McDaniel has played football since he was five years old. He had bigger basketball aspirations growing up, but when he got to Dutch Fork, he saw a better opportunity on the football field.

He’d wanted to play quarterback or wide receiver in high school, but his team had a lot of other talented athletes, like 2022 Biletnikoff Award winner Jalin Hyatt. And Dutch Fork coaches advised him to try out as a defensive back. So he did that, made the varsity team as a seventh grader, and played cornerback throughout high school.

McDaniel later moved to safety at Old Dominion. And he tries to model his game after some of the greatest to play that position.

“I would probably say Ed Reed and Budda Baker in a mix, with a little bit of Kam Chancellor,” McDaniel said. “I kind of want to be able to be a Swiss Army knife when it comes to safety where I can do everything.”

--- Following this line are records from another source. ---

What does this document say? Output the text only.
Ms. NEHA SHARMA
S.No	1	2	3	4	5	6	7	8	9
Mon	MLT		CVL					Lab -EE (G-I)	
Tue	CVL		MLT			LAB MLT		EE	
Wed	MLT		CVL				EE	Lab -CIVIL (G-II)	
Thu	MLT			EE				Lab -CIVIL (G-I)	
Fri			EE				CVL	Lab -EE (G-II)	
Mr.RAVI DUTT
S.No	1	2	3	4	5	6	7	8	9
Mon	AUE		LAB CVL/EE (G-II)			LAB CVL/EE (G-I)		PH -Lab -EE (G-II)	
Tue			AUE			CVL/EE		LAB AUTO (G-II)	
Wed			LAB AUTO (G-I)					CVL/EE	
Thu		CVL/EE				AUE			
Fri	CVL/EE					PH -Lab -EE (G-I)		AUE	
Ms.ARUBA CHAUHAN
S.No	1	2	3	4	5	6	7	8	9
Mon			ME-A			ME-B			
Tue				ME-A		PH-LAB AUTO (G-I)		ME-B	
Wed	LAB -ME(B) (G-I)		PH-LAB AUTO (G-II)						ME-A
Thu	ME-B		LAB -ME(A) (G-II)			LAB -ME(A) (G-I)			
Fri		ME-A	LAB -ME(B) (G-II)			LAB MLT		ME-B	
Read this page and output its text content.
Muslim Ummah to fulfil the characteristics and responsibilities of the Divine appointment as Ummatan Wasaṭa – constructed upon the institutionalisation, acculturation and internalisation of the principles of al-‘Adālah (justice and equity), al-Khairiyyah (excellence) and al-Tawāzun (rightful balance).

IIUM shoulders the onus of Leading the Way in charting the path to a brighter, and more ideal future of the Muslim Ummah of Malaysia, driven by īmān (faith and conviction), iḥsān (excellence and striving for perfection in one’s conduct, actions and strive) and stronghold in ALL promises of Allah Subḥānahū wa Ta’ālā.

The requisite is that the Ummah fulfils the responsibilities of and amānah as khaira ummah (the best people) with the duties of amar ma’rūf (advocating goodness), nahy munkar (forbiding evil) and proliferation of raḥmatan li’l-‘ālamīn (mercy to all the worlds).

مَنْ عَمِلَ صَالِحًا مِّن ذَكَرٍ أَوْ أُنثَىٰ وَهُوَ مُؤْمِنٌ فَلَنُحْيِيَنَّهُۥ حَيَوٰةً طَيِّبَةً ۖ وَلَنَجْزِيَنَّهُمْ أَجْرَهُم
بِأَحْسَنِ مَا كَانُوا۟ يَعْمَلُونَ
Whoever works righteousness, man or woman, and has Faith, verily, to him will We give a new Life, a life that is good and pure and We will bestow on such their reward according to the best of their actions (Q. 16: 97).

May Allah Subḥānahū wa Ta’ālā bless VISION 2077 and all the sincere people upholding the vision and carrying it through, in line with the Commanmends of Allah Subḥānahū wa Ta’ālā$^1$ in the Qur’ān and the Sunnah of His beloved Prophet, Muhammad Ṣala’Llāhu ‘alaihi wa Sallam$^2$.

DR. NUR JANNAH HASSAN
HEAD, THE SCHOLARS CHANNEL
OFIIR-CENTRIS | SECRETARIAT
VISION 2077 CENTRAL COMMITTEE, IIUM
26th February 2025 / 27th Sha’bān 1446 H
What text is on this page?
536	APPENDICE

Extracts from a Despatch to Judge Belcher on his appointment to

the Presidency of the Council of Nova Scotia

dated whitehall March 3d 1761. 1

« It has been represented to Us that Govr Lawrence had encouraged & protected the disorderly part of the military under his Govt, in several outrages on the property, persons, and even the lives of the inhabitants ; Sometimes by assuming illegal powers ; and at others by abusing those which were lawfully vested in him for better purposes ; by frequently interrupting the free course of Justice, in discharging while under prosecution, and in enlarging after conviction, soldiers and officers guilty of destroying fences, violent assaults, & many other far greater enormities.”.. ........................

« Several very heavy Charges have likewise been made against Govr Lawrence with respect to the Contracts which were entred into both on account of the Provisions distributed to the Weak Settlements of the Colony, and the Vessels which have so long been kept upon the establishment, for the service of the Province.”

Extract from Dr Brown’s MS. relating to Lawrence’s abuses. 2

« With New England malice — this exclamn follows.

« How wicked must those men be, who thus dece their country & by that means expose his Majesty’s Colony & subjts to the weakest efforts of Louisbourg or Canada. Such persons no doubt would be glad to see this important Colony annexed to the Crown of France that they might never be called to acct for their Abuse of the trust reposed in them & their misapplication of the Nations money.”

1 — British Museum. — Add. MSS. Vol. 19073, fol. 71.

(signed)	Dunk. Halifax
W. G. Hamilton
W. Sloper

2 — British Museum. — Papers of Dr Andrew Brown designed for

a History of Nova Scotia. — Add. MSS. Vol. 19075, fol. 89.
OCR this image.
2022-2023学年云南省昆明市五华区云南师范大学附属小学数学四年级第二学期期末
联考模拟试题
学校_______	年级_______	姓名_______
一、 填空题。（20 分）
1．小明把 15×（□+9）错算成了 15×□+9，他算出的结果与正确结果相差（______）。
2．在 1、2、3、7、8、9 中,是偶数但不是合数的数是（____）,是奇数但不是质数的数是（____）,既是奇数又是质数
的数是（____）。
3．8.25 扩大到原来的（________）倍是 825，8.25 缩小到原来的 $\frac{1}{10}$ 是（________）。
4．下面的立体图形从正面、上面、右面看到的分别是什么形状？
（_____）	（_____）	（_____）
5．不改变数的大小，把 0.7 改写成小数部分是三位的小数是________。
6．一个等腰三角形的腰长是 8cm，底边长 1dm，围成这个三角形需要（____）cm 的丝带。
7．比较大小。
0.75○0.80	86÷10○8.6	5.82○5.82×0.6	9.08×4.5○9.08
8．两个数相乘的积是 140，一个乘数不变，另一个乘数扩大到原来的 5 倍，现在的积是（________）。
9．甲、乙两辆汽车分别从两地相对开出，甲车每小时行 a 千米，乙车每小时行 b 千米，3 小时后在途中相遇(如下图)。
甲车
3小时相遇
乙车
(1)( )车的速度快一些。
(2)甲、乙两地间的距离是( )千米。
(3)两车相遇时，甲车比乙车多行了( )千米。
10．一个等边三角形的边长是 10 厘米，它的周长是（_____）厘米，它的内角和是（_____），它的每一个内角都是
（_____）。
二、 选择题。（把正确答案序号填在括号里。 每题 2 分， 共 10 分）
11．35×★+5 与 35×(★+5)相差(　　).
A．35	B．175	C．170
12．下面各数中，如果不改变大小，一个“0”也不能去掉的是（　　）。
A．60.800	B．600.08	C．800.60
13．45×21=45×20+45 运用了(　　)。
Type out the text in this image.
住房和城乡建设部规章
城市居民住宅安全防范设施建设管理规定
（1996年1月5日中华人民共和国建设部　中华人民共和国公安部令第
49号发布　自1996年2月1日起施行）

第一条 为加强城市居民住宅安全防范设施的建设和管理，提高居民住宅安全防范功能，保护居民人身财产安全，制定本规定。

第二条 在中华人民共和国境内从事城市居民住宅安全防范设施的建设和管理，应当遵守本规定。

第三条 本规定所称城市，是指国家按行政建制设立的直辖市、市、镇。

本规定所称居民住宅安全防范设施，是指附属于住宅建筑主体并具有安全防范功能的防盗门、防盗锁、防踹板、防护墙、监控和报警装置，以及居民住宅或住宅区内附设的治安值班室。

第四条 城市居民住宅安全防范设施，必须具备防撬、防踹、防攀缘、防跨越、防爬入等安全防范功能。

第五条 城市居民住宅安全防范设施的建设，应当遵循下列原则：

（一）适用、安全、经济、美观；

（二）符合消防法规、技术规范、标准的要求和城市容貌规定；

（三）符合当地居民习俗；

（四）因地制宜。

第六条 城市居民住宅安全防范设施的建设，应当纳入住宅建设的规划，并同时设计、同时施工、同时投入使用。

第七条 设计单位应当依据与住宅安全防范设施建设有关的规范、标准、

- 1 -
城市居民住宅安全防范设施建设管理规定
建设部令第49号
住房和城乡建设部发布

McDaniel arrives in Bloomington with an opportunity to play right away. The Hoosiers lost many key, veteran defensive backs this offseason, including their three biggest contributors at safety in Bryant Fitzgerald, Devon Matthews, and Jonathan Haynes.

IU has several safeties returning — like Josh Sanguinetti, Louis Moore, Phillip Dunnam, Jordan Grier, and Bryson Bonds — that may have an inside track to playing time. But the Hoosiers aggressively addressed the secondary this offseason, adding five defensive backs from the transfer portal. McDaniel is one of two safeties in that group, along with fellow Juco transfer Jamison Kelly.

But Allen has praised McDaniel this spring, particularly his tackling ability.

“We were trying to find some better tacklers at that position, and he fit the bill on that,” Allen said. “He’s got good pop to him. He’s a good tackler. He’s a physical guy. I think that’s really what we’re looking for at that spot.”

Additionally, Allen said, McDaniel’s work ethic and drive has been the same they thought they saw when they evaluated him as a transfer prospect.

And that — maybe more than anything else — could give him an opportunity to make an impact in Bloomington.

“He’s so into what we’re doing. Very, very locked in. He’s really done a great job, schematically. We ask those guys to do a lot back there,” Allen said. “His film preparation, (he) comes in extra for meeting with our coaches, all the time. That was what I thought I saw in the recruiting process. And obviously, has to live itself out once you get him here. That’s what he’s doing. I think he’s going to be a guy that’s really going to help us.”